In his unsurpassed hunger for works both sacred and beautiful, out of jealousy and a yearning for dominance and the abasement of others that entails, Morgoth may be easily compared to the undead, to zombies. His is an unreasoning and unquenchable hunger, a sharp pain, which though never assuaged is somehow satisfied in the torture and destruction of others. But the wounds, and the pain, remain.
I am reminded of the Biblical treatment of leprosy, in which any ailment of the skin or flesh is proclaimed unclean. Stant Litore takes that to the ultimate extreme, with the unclean dead, but reading No Lasting Burial and Yeshua’s treatment of the hungry dead did remind me of something.
In Biblical times, any ailment was seen as a mark of sin, whether originating in the afflicted or their ancestors. In almost every miraculous healing, Jesus does not just heal the body, he first and foremost heals the soul.
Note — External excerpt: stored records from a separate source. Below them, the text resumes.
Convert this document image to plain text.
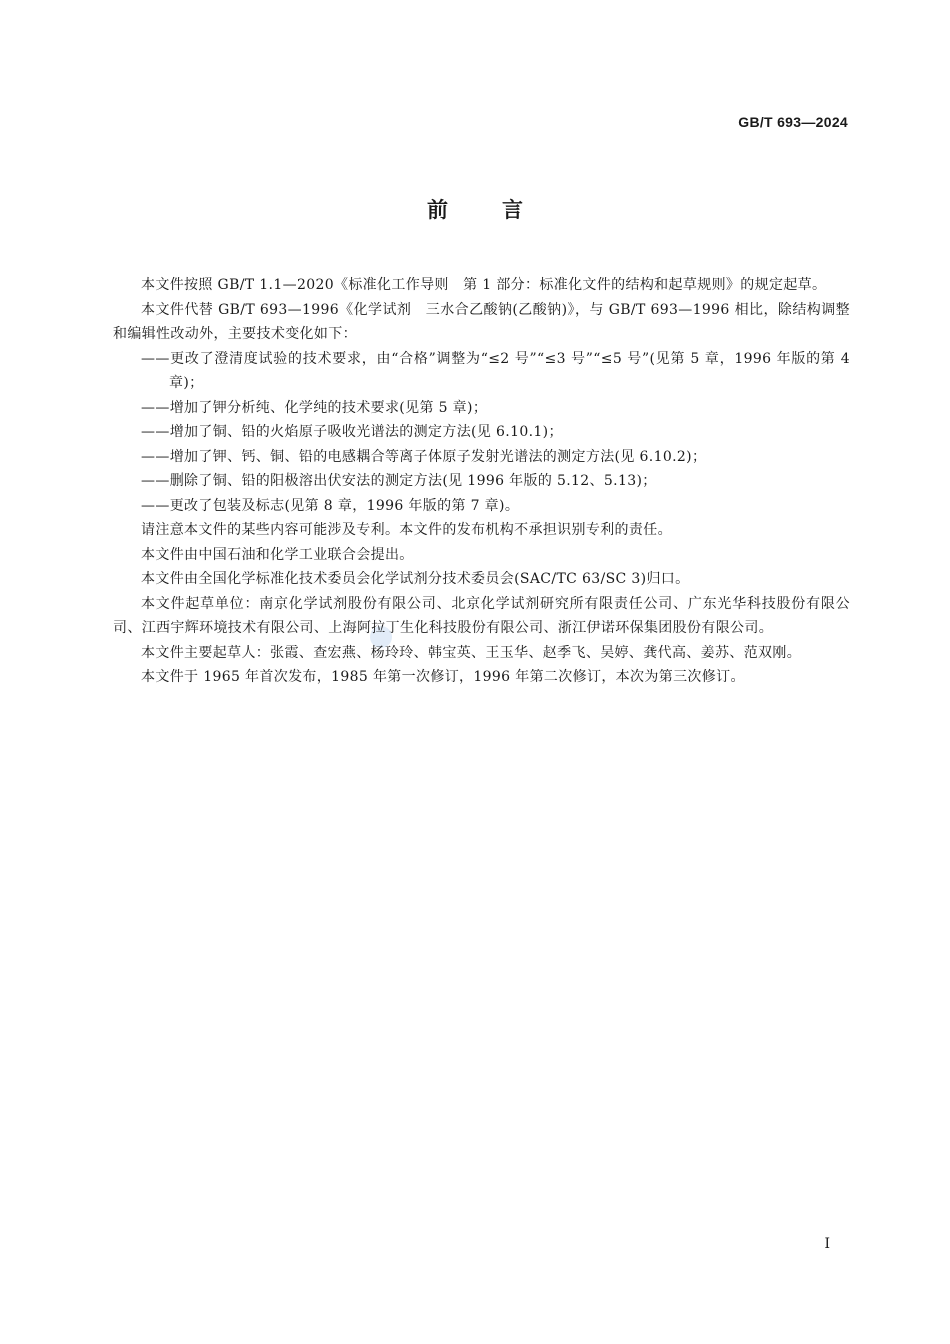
GB/T 693—2024
前言

本文件按照 GB/T 1.1—2020《标准化工作导则　第 1 部分：标准化文件的结构和起草规则》的规定起草。

本文件代替 GB/T 693—1996《化学试剂　三水合乙酸钠(乙酸钠)》，与 GB/T 693—1996 相比，除结构调整和编辑性改动外，主要技术变化如下：

——更改了澄清度试验的技术要求，由“合格”调整为“≤2 号”“≤3 号”“≤5 号”(见第 5 章，1996 年版的第 4 章)；

——增加了钾分析纯、化学纯的技术要求(见第 5 章)；

——增加了铜、铅的火焰原子吸收光谱法的测定方法(见 6.10.1)；

——增加了钾、钙、铜、铅的电感耦合等离子体原子发射光谱法的测定方法(见 6.10.2)；

——删除了铜、铅的阳极溶出伏安法的测定方法(见 1996 年版的 5.12、5.13)；

——更改了包装及标志(见第 8 章，1996 年版的第 7 章)。

请注意本文件的某些内容可能涉及专利。本文件的发布机构不承担识别专利的责任。

本文件由中国石油和化学工业联合会提出。

本文件由全国化学标准化技术委员会化学试剂分技术委员会(SAC/TC 63/SC 3)归口。

本文件起草单位：南京化学试剂股份有限公司、北京化学试剂研究所有限责任公司、广东光华科技股份有限公司、江西宇辉环境技术有限公司、上海阿拉丁生化科技股份有限公司、浙江伊诺环保集团股份有限公司。

本文件主要起草人：张霞、查宏燕、杨玲玲、韩宝英、王玉华、赵季飞、吴婷、龚代高、姜苏、范双刚。

本文件于 1965 年首次发布，1985 年第一次修订，1996 年第二次修订，本次为第三次修订。

I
This is most poignantly shown during the healing of the paralytic in Luke, where Jesus first forgives the sins of the afflicted man, then, hearing those arrayed against him, commands him to “rise, take up your bed and go home” (Luke 5:24). In this, we are meant to see the more important wound, not that of the flesh, but that of the spirit.
Morgoth’s marred state is curious, and sets him apart. Though one of the Valar, and still mighty among the creatures of the earth, he is wounded and incapable of release. This state makes his fall from grace physical. Nowhere else is there any indication of pain, suffering, deformity or woundedness among the Valar. It radically changes the frame of reference by which Morgoth is to be judged.